Man kann hinterfragen, wie weit die hier geschilderte reine Machtpolitik das Bewussstsein der iranischen Führung bestimmt. Es ist durchaus denkbar, dass die verschiedenen Machthaber und an der Macht Beteiligten zwar objektiv machtbewusst und machtbestimmt handeln und entscheiden, dass sie aber sich selbst gegenüber allerhand Gründe und Vorwände kultivieren, die ihre Haltung nicht als der eigenen Machterhaltung verpflichtet sondern als im Interesse des Islams, ihres Volkes und der Islamischen Republik Iran stehend rechtfertigen sollen. Das Ausland liefert ihnen viele Elemente derartiger Selbstrechtfertigung. Präsident Bush hat offen den „Regime Wechsel“ im „Schurkenstaat“ Iran befürwortet und sogar mit einigen Millionen Dollars finanziert. Seine Kriegsschiffe, Boykottmassnahmen und Drohreden gaben den Forderungen Nachdruck. Die Reformpolitiker und Demonstranten als Agenten eines solchen vom Ausland her angeregten Regimewechsels anzusprechen, war propagandistisch von Nutzen, sogar wenn die Ankläger, die solche Behauptungen handhabten, wussten, dass die angeblichen „Geständnisse“ in diesem Sinne von gefangenen und misshandelten Reformpolitikern erpresst worden waren. Die Grenzen des propagandistisch Nützlichen und des Wahren verschwimmen leicht im Bewusstsein jener, denen die Propaganda Nutzen verspricht.
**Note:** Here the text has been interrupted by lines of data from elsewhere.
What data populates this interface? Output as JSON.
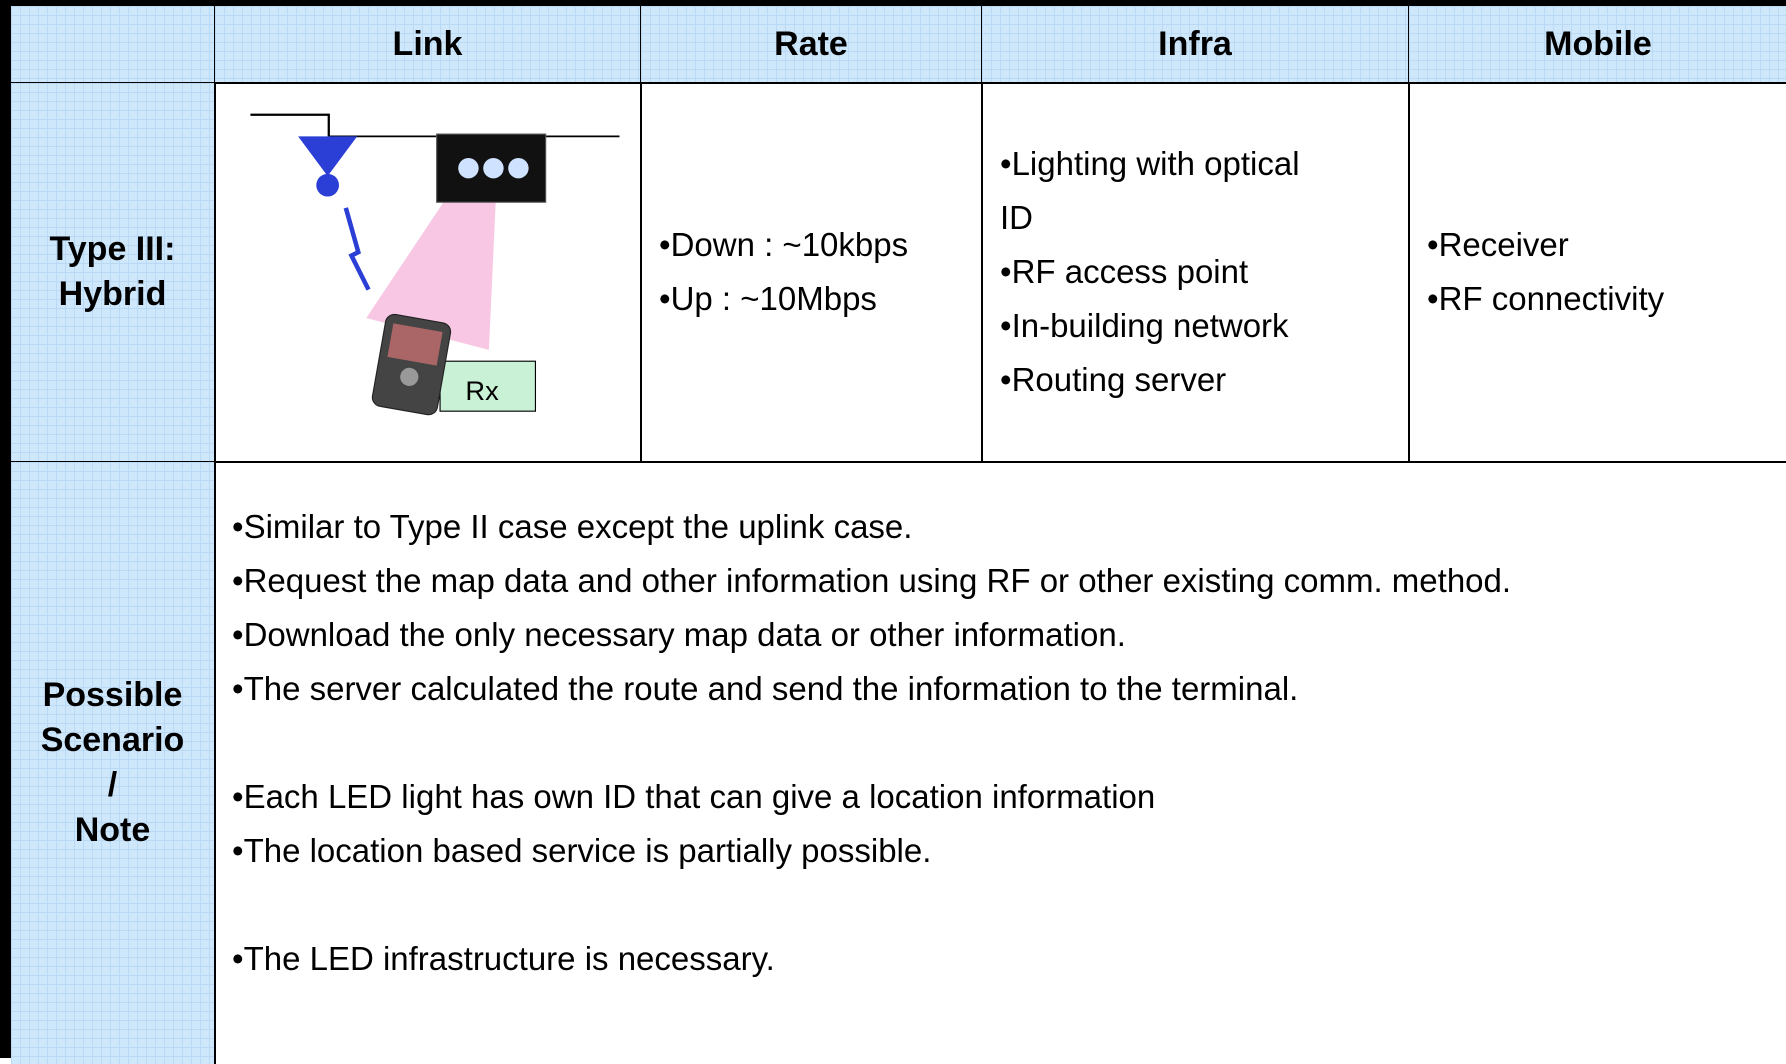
{
  "table": {
    "header": [
      "Link",
      "Rate",
      "Infra",
      "Mobile"
    ],
    "rows": [
      {
        "label": [
          "Type III:",
          "Hybrid"
        ],
        "diagram_label": "Rx",
        "rate": [
          "Down : ~10kbps",
          "Up : ~10Mbps"
        ],
        "infra": [
          "Lighting with optical ID",
          "RF access point",
          "In-building network",
          "Routing server"
        ],
        "mobile": [
          "Receiver",
          "RF connectivity"
        ]
      },
      {
        "label": [
          "Possible",
          "Scenario",
          "/",
          "Note"
        ],
        "notes": [
          [
            "Similar to Type II case except the uplink case.",
            "Request the map data and other information using RF or other existing comm. method.",
            "Download the only necessary map data or other information.",
            "The server calculated the route and send the information to the terminal."
          ],
          [
            "Each LED light has own ID that can give a location information",
            "The location based service is partially possible."
          ],
          [
            "The LED infrastructure is necessary."
          ]
        ]
      }
    ]
  }
}
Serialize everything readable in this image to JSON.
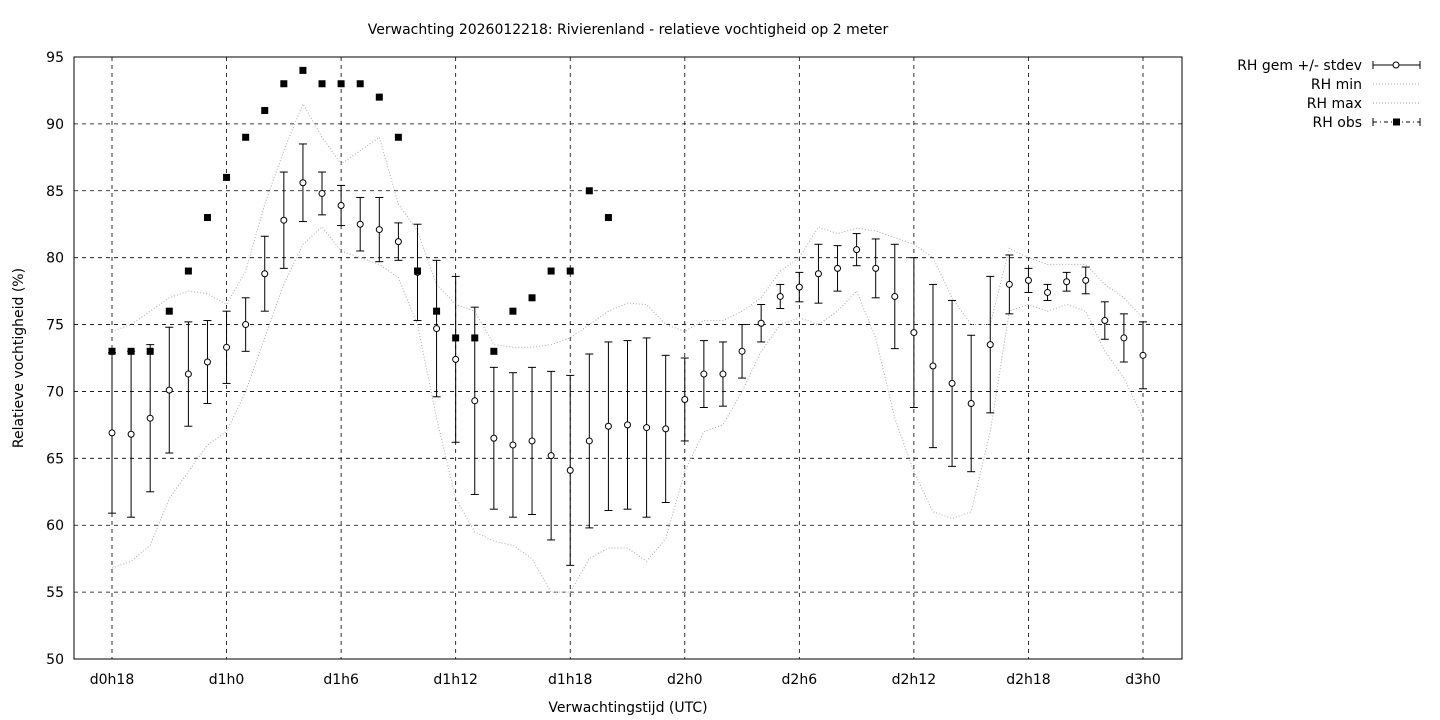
{
  "chart_data": {
    "type": "line",
    "title": "Verwachting 2026012218: Rivierenland - relatieve vochtigheid op 2 meter",
    "xlabel": "Verwachtingstijd (UTC)",
    "ylabel": "Relatieve vochtigheid (%)",
    "ylim": [
      50,
      95
    ],
    "xlim_hours": [
      16,
      75
    ],
    "yticks": [
      50,
      55,
      60,
      65,
      70,
      75,
      80,
      85,
      90,
      95
    ],
    "xticks": [
      {
        "h": 18,
        "label": "d0h18"
      },
      {
        "h": 24,
        "label": "d1h0"
      },
      {
        "h": 30,
        "label": "d1h6"
      },
      {
        "h": 36,
        "label": "d1h12"
      },
      {
        "h": 42,
        "label": "d1h18"
      },
      {
        "h": 48,
        "label": "d2h0"
      },
      {
        "h": 54,
        "label": "d2h6"
      },
      {
        "h": 60,
        "label": "d2h12"
      },
      {
        "h": 66,
        "label": "d2h18"
      },
      {
        "h": 72,
        "label": "d3h0"
      }
    ],
    "grid": true,
    "legend_position": "outside-top-right",
    "legend": [
      "RH gem +/- stdev",
      "RH min",
      "RH max",
      "RH obs"
    ],
    "hours_start": 18,
    "mean": [
      66.9,
      66.8,
      68.0,
      70.1,
      71.3,
      72.2,
      73.3,
      75.0,
      78.8,
      82.8,
      85.6,
      84.8,
      83.9,
      82.5,
      82.1,
      81.2,
      78.9,
      74.7,
      72.4,
      69.3,
      66.5,
      66.0,
      66.3,
      65.2,
      64.1,
      66.3,
      67.4,
      67.5,
      67.3,
      67.2,
      69.4,
      71.3,
      71.3,
      73.0,
      75.1,
      77.1,
      77.8,
      78.8,
      79.2,
      80.6,
      79.2,
      77.1,
      74.4,
      71.9,
      70.6,
      69.1,
      73.5,
      78.0,
      78.3,
      77.4,
      78.2,
      78.3,
      75.3,
      74.0,
      72.7
    ],
    "stdev": [
      6.0,
      6.2,
      5.5,
      4.7,
      3.9,
      3.1,
      2.7,
      2.0,
      2.8,
      3.6,
      2.9,
      1.6,
      1.5,
      2.0,
      2.4,
      1.4,
      3.6,
      5.1,
      6.2,
      7.0,
      5.3,
      5.4,
      5.5,
      6.3,
      7.1,
      6.5,
      6.3,
      6.3,
      6.7,
      5.5,
      3.1,
      2.5,
      2.4,
      2.0,
      1.4,
      0.9,
      1.1,
      2.2,
      1.7,
      1.2,
      2.2,
      3.9,
      5.6,
      6.1,
      6.2,
      5.1,
      5.1,
      2.2,
      0.9,
      0.6,
      0.7,
      1.0,
      1.4,
      1.8,
      2.5
    ],
    "min": [
      56.8,
      57.3,
      58.5,
      62,
      64,
      66,
      67,
      70,
      74,
      78,
      81,
      82.3,
      80.5,
      80,
      79.5,
      78.5,
      75,
      68,
      62,
      59.5,
      58.8,
      58.5,
      57.5,
      55,
      55,
      57.5,
      58.3,
      58.3,
      57.3,
      59,
      64,
      67,
      67.5,
      70,
      73,
      75,
      75.5,
      75,
      76,
      77.5,
      74,
      68,
      64,
      61,
      60.5,
      61,
      67,
      76,
      76.5,
      76,
      76.5,
      76,
      73,
      71,
      68
    ],
    "max": [
      74.5,
      75,
      76,
      77,
      77.5,
      77.3,
      76.5,
      79,
      84,
      88,
      91.5,
      89,
      87,
      88,
      89,
      84,
      82,
      78,
      76.5,
      76,
      73.5,
      73.3,
      73.3,
      73.5,
      74,
      75,
      76,
      76.6,
      76.5,
      75,
      74.5,
      75.3,
      75.3,
      76,
      77,
      79,
      80,
      82.3,
      81.8,
      82.2,
      82,
      81.5,
      81,
      80,
      77,
      75,
      75,
      80.7,
      80,
      79.5,
      79.5,
      79.5,
      78,
      77,
      75.5
    ],
    "obs": [
      73,
      73,
      73,
      76,
      79,
      83,
      86,
      89,
      91,
      93,
      94,
      93,
      93,
      93,
      92,
      89,
      79,
      76,
      74,
      74,
      73,
      76,
      77,
      79,
      79,
      85,
      83
    ]
  }
}
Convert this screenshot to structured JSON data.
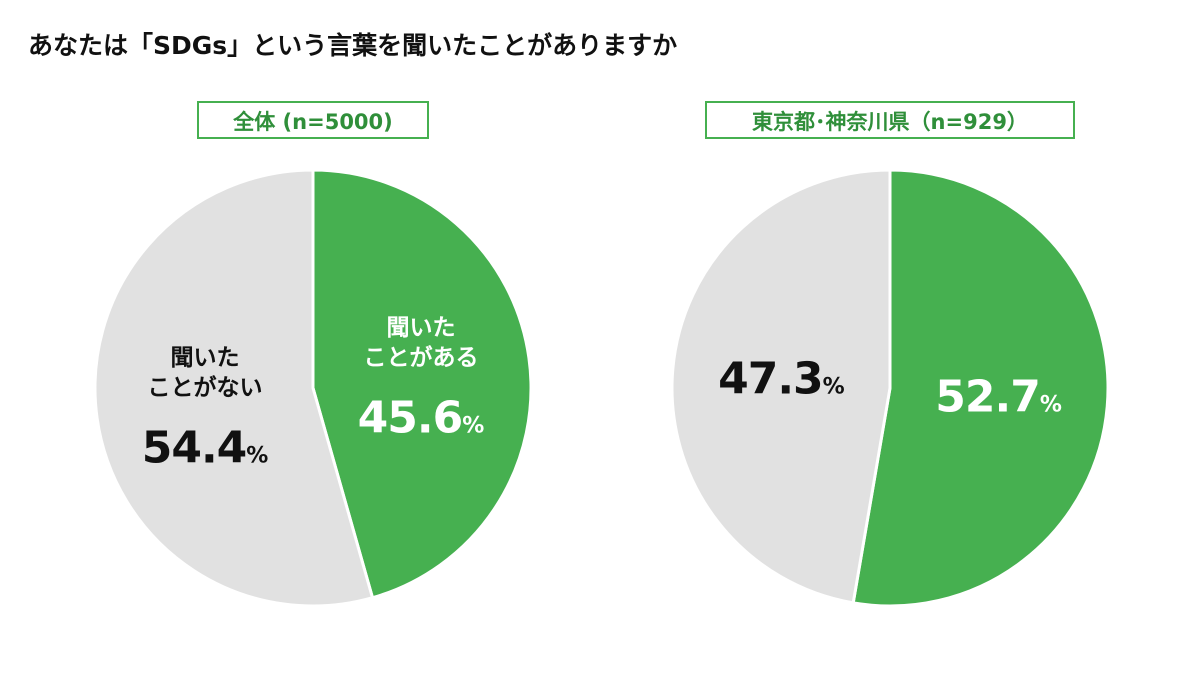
{
  "title": "あなたは「SDGs」という言葉を聞いたことがありますか",
  "chart_data": [
    {
      "type": "pie",
      "title": "全体 (n=5000)",
      "categories": [
        "聞いた\nことがある",
        "聞いた\nことがない"
      ],
      "values": [
        45.6,
        54.4
      ],
      "unit": "%",
      "colors": [
        "#46b050",
        "#e1e1e1"
      ]
    },
    {
      "type": "pie",
      "title": "東京都･神奈川県（n=929）",
      "values": [
        52.7,
        47.3
      ],
      "unit": "%",
      "colors": [
        "#46b050",
        "#e1e1e1"
      ]
    }
  ]
}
Drohungen kamen auch aus Israel. Ihnen begegnete Ahmedinejad durch eine Eskalation der Polemik gegen Israel. Zuerst trug sie Züge des anti-Zionismus; dann artete sie aus in offenen Anti-Semitismus. Das angeblich absolut Böse „der Juden“ dient auch dazu, die eigene harte, angeblich auf dessen Abwehr gerichtete und deshalb „unvermeidliche“,
„vielleicht gewagte, aber jedenfalls mutige“, Position zu rechtfertigen.

Im aussenpolitischen Bereich wird die Lage umso gefährlicher je weniger die iranischen Machthaber in nüchternen Machtfragen und Machtverhältnissen denken und je mehr sie sich Einflüsterungen von ideologisch gefärbter Selbstrechtfertigung hingeben. Denn unter diesen Umständen verschwimmt die Wahrnehmung der realen Machtverhältnissse und ideologisch bedingte Fehlrechnungen treten an ihre Stelle.